Monday, August 8, 2011

I'm not responsible for your boobs.

We had to get out. The desert has it's wonders and beauty but who ever came up with this "Meh, it's a dry heat" needs to go to rehab, because that is a serious drug they are smoking. It has been over 100 degrees for what seems like an eternity here in Arizona. California and the ocean were calling my name. Last minute, I hastily cooked and got road snacks for my vegan, vegetarian and meat eater. We took off Friday at 4 a.m. to go for a much needed road trip to the beach.

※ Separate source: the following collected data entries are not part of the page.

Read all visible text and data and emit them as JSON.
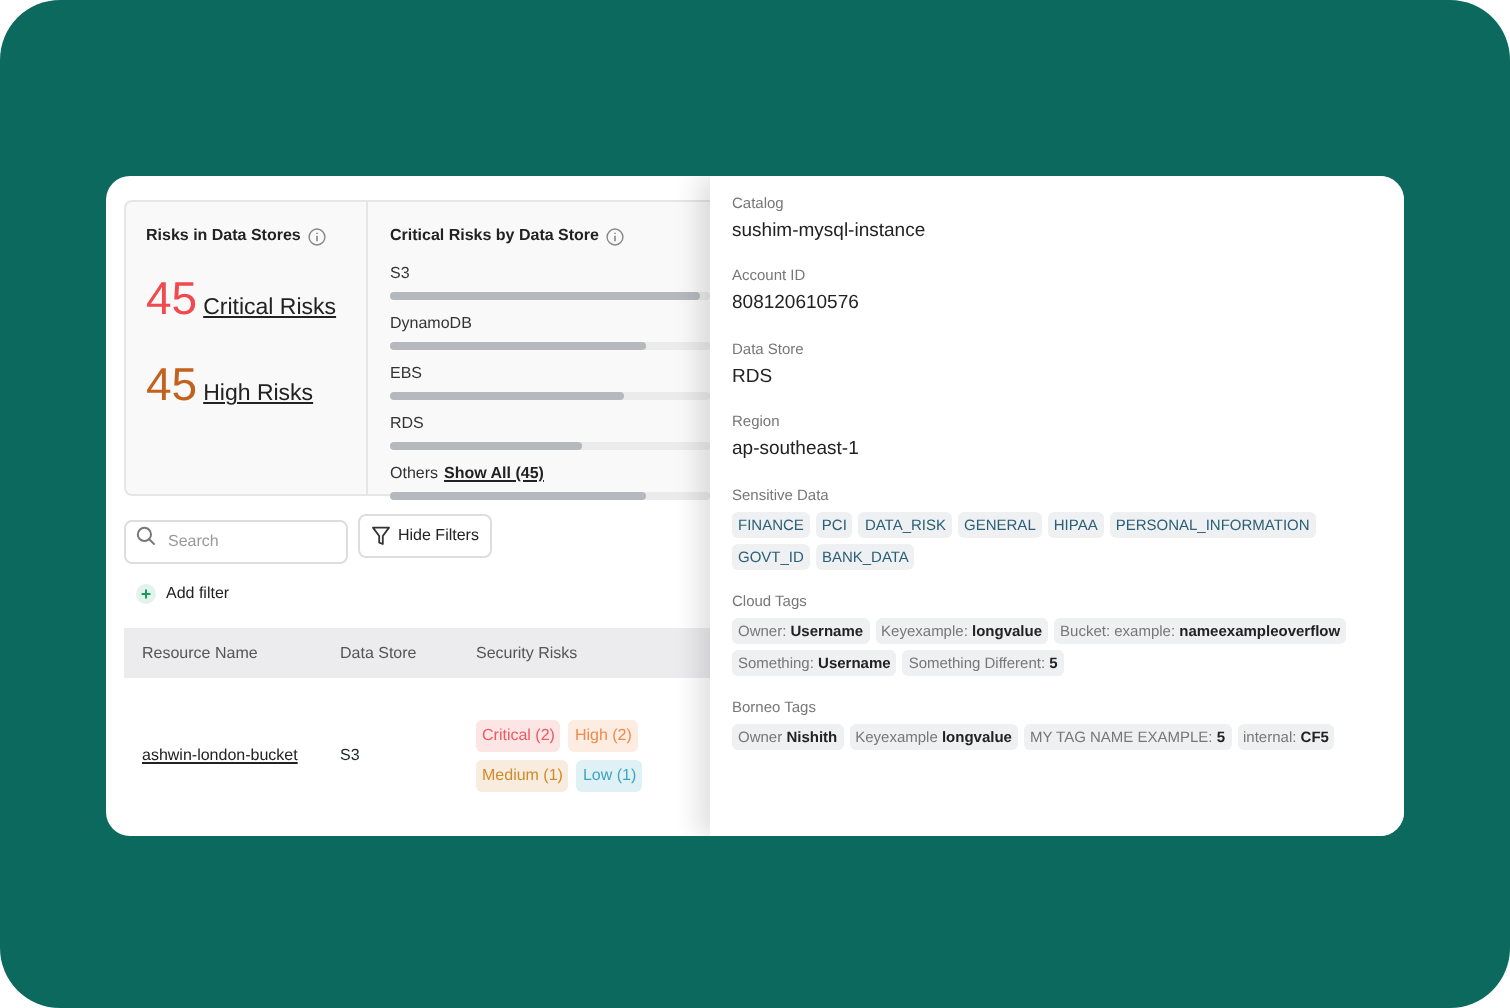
{
  "summary": {
    "title": "Risks in Data Stores",
    "totals": [
      {
        "count": "45",
        "label": "Critical Risks",
        "color": "#f04a4f"
      },
      {
        "count": "45",
        "label": "High Risks",
        "color": "#c2621e"
      }
    ]
  },
  "by_store": {
    "title": "Critical Risks by Data Store",
    "bars": [
      {
        "label": "S3",
        "level": 0.97
      },
      {
        "label": "DynamoDB",
        "level": 0.8
      },
      {
        "label": "EBS",
        "level": 0.73
      },
      {
        "label": "RDS",
        "level": 0.6
      },
      {
        "label": "Others",
        "link": "Show All (45)",
        "level": 0.8
      }
    ]
  },
  "search": {
    "placeholder": "Search"
  },
  "hide_filters": "Hide Filters",
  "add_filter": "Add filter",
  "table": {
    "columns": [
      "Resource Name",
      "Data Store",
      "Security Risks"
    ],
    "rows": [
      {
        "resource": "ashwin-london-bucket",
        "store": "S3",
        "risks": [
          {
            "label": "Critical (2)",
            "color": "#ee5a5f"
          },
          {
            "label": "High (2)",
            "color": "#f08a4b"
          },
          {
            "label": "Medium (1)",
            "color": "#d08a2c"
          },
          {
            "label": "Low (1)",
            "color": "#3aa6c2"
          }
        ]
      }
    ]
  },
  "details": {
    "fields": [
      {
        "label": "Catalog",
        "value": "sushim-mysql-instance"
      },
      {
        "label": "Account ID",
        "value": "808120610576"
      },
      {
        "label": "Data Store",
        "value": "RDS"
      },
      {
        "label": "Region",
        "value": "ap-southeast-1"
      }
    ],
    "sections": [
      {
        "title": "Sensitive Data",
        "kind": "label",
        "chips": [
          "FINANCE",
          "PCI",
          "DATA_RISK",
          "GENERAL",
          "HIPAA",
          "PERSONAL_INFORMATION",
          "GOVT_ID",
          "BANK_DATA"
        ]
      },
      {
        "title": "Cloud Tags",
        "kind": "tag",
        "chips": [
          "Owner: **Username**",
          "Keyexample: **longvalue**",
          "Bucket: example: **nameexampleoverflow**",
          "Something: **Username**",
          "Something Different: **5**"
        ]
      },
      {
        "title": "Borneo Tags",
        "kind": "tag",
        "chips": [
          "Owner **Nishith**",
          "Keyexample **longvalue**",
          "MY TAG NAME EXAMPLE: **5**",
          "internal: **CF5**"
        ]
      }
    ]
  }
}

However, not before my horrific last minute bathing suit shopping experience, Thursday night. Yes, I do live in Arizona. Yes, we swim in pools here. No, everyone and their mom is not starting at my cottage cheese and back fat when we swim in our backyards- only family who appreciates seeing out of both eyes and know I used to be a much beefier girl than I am now. Who designs these bathing suits anyway? Do they ever take into consideration that other people besides older women and people with teen sized breasts wear them? I was embarrassed for me and I was just looking at myself alone in the dressing room. I didn't cry, talk/cuss to myself nor get mad at my current weight. I placed the blame where it rightfully should be, on the faulty designer. I am not huge (that's me in the photo above) but not fit. I have successfully lost 60 pounds, and fought hard to push out of the plus size arena (I earned every plus size joke I make). But am not at the "YEAH! I'm going to parade around in public in something that covers less than my own underwear." stage.  I decided, after much deliberation, on men's trunks and a polka dot top in XXL. I'm a D cup and apparently that pushes me back into the "you are huge" size chart again. I had the extra material puckering where the "men parts" are suppose to go in the trunks, but that was the sacrifice for not sporting daisy dukes and giving those around me nightmares as I run past. I shudder at the thought.

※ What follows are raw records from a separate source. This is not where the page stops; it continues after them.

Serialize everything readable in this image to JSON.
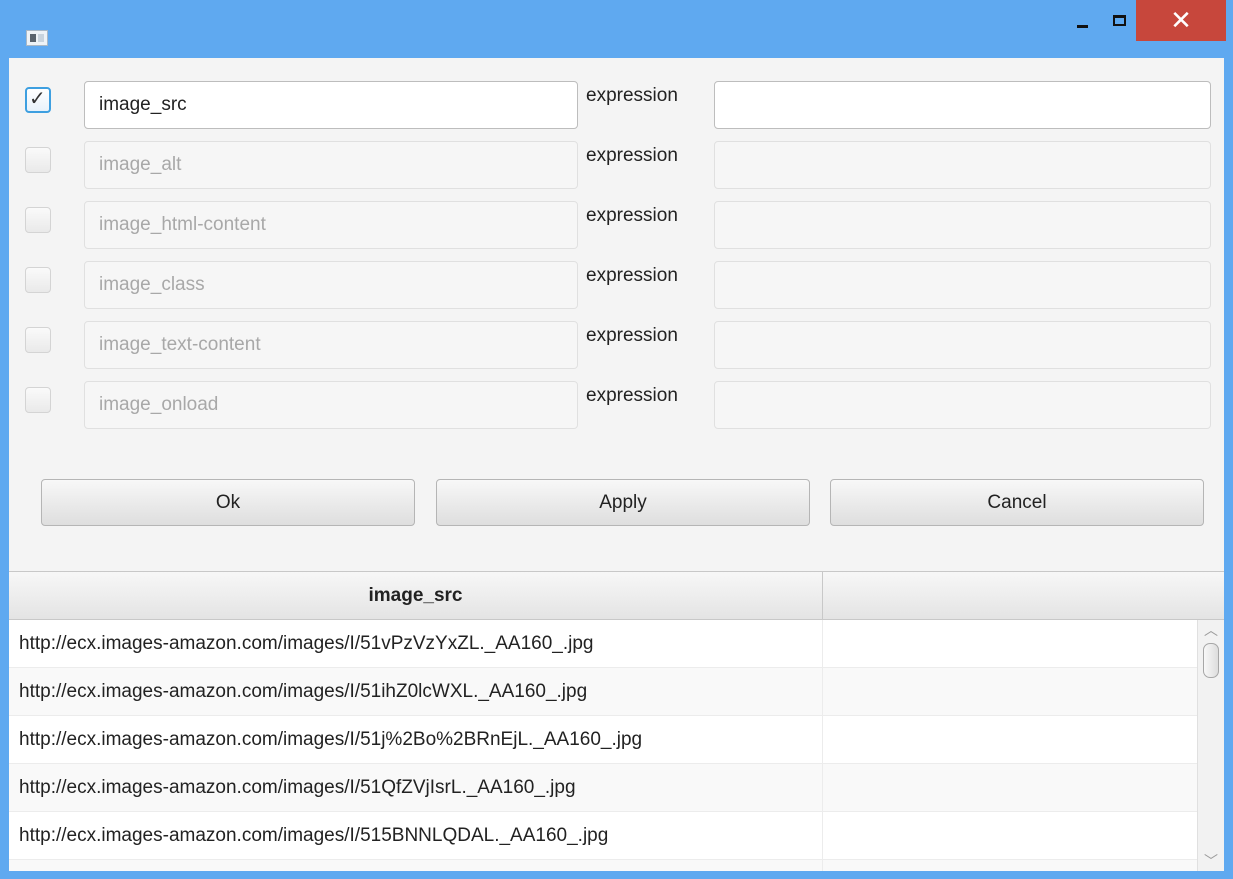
{
  "titlebar": {
    "app_icon": "window-app-icon",
    "minimize_icon": "minimize-icon",
    "maximize_icon": "maximize-icon",
    "close_icon": "close-icon",
    "close_glyph": "✕",
    "accent": "#5fa9f0",
    "close_color": "#c7473c"
  },
  "fields": [
    {
      "checked": true,
      "enabled": true,
      "name": "image_src",
      "expression_label": "expression",
      "expression_value": ""
    },
    {
      "checked": false,
      "enabled": false,
      "name": "image_alt",
      "expression_label": "expression",
      "expression_value": ""
    },
    {
      "checked": false,
      "enabled": false,
      "name": "image_html-content",
      "expression_label": "expression",
      "expression_value": ""
    },
    {
      "checked": false,
      "enabled": false,
      "name": "image_class",
      "expression_label": "expression",
      "expression_value": ""
    },
    {
      "checked": false,
      "enabled": false,
      "name": "image_text-content",
      "expression_label": "expression",
      "expression_value": ""
    },
    {
      "checked": false,
      "enabled": false,
      "name": "image_onload",
      "expression_label": "expression",
      "expression_value": ""
    }
  ],
  "buttons": {
    "ok": "Ok",
    "apply": "Apply",
    "cancel": "Cancel"
  },
  "table": {
    "columns": [
      "image_src",
      ""
    ],
    "rows": [
      [
        "http://ecx.images-amazon.com/images/I/51vPzVzYxZL._AA160_.jpg",
        ""
      ],
      [
        "http://ecx.images-amazon.com/images/I/51ihZ0lcWXL._AA160_.jpg",
        ""
      ],
      [
        "http://ecx.images-amazon.com/images/I/51j%2Bo%2BRnEjL._AA160_.jpg",
        ""
      ],
      [
        "http://ecx.images-amazon.com/images/I/51QfZVjIsrL._AA160_.jpg",
        ""
      ],
      [
        "http://ecx.images-amazon.com/images/I/515BNNLQDAL._AA160_.jpg",
        ""
      ]
    ]
  },
  "scrollbar": {
    "up_icon": "scroll-up-arrow-icon",
    "down_icon": "scroll-down-arrow-icon"
  },
  "checkbox_glyph": "✓"
}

I haven't seen the ocean in several months. The waves have such an impact on me. It's a cleansing experience and only takes 15 minutes before I am so relaxed, I have to concentrate on not drooling.
We went to bed early and woke up to set up our tent for a day at the beach, which was already getting crowded. I say to my teen, "Hey, can you grab that pole and help me set this beast up?" She mutters, "Great, we are the jerks with the tent." I look around and realize, oh crap- we are. So I ask the fellow beach goers around me if it will be a nuisance that their view will be blocked, and explain my youngest is fair skinned and goes from white to red and back to white again. Most laugh and say they understand. So, I set up the monster.  

My kids are giggling and doing the "can we get in the water?" dance.  Sure-I say. But put your sunscreen on. I immediately get the round of grunts of disappointment. Really?! They act as if I am asking them to take dog poop and smear it all over their bodies right before they give an oral dissertation on the economy in front of their peers. My kids have school photos on Monday and I don't want an 8 x 10 lifetime memory of the time I let them burn at the beach. So I slather their faces, backs, shoulders, and necks and remind them they are now at the age that they are responsible enough for arms, legs, stomachs and other girly parts now.  I am so concerned about the burn and 9 hours in the water I annoyingly call them back every 30 minutes (no exaggeration) for sunscreen re-application. One of my kids is tanning, so she doesn't want 55 SPF on. She literally came back from vacation looking like a different race. The beach sand was everywhere and I was exfoliating their skin every time we reapplied. I was becoming more concerned about the all new layers I was exposing and how irritated their skin was becoming, than the old layers I was trying to protect from the burn. Next time, I will just use spray on sunscreen. 

Alas, at the end of the day-success! Not one of my kids was burned! Except me. I was so concerned about them, I completely forgot my stomach, which is still a lovely shade of dark angry red. 

That night back at the hotel, my daughter asks, "Am I sunburned? My skin feels hot." Seriously?! The "I'm the worst mom" thoughts start creeping in my mind. She slightly pulls down her tank top to reveal a mad, red line on her chest. I sigh and say, "Yes. You are sunburned. But in my defense, I'm not responsible for your boobs. That is your bad for not applying properly."